An example of a global value chain would be the company discussed in chapter 2 Rocky Brands, Inc. The company started out as a domestic value chain with all production and sales conducted in the United States. The company had to shift to a global value chain as the cost of producing boots was getting too high. To avoid having to close its doors it adapted with the market and started using suppliers from Australia and china. The company then has the boots made in the Dominican Republic and Puerto Rico. The company’s headquarters and warehouse are still located in the United States. An example of a domestic value chain would be Weather-Tech. They produce car accessories such as floor mats, window visors, and truck bed liners. They are considered a domestic value chain because all productions and services are done in the United States.
Some of the challenges managers would face in a global value chain would be to know who you are working with.

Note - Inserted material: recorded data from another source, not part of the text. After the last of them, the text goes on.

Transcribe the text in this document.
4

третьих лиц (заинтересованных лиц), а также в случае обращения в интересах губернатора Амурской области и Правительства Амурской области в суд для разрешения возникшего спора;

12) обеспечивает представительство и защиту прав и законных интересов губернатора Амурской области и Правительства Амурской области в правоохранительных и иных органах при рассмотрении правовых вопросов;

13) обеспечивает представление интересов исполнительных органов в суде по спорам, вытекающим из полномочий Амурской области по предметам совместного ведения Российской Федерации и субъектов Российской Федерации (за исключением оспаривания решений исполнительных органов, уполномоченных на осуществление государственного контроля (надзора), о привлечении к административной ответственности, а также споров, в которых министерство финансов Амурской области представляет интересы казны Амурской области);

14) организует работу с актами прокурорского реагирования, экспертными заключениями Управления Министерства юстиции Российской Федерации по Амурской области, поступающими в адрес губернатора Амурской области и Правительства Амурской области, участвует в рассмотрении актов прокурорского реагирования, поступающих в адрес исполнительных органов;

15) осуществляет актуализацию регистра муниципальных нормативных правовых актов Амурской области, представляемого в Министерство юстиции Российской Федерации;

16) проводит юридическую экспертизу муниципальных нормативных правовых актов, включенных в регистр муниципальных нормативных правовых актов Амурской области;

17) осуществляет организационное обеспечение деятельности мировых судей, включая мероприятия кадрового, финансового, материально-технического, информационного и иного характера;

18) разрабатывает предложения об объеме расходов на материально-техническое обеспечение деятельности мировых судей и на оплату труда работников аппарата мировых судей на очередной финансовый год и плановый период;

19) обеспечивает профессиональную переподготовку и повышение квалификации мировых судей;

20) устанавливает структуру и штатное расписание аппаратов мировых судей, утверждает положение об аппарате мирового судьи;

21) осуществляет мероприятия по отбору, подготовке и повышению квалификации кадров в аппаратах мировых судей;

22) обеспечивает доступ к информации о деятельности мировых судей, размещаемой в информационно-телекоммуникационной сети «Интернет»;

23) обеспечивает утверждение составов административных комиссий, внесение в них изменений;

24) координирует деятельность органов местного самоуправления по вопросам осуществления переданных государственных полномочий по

It is very important to understand the cultures of the countries you’re entering into business with because if you don’t the success rate will very small. Another challenge would be the levels of risk with working in other countries. You have to worry about local labor laws, employee strikes, and government involvement that could hinder operations. The ways these could be combated is to have your team well trained in the local culture and customs of the countries your operating in. You could also make sure you’re hiring the right people in those countries to act on your behalf to avoid labor strikes and reduce the risk you’re taking.
Both companies uses the internet and other media outlets to market its products. Weather tech uses the fact that all its products are made in America to attract customers to purchase their products. Rocky Brands, Inc uses its rich history of quality made boots to gain customers. Both companies stands behind their products with lifetime guarantees to gain customer confidence.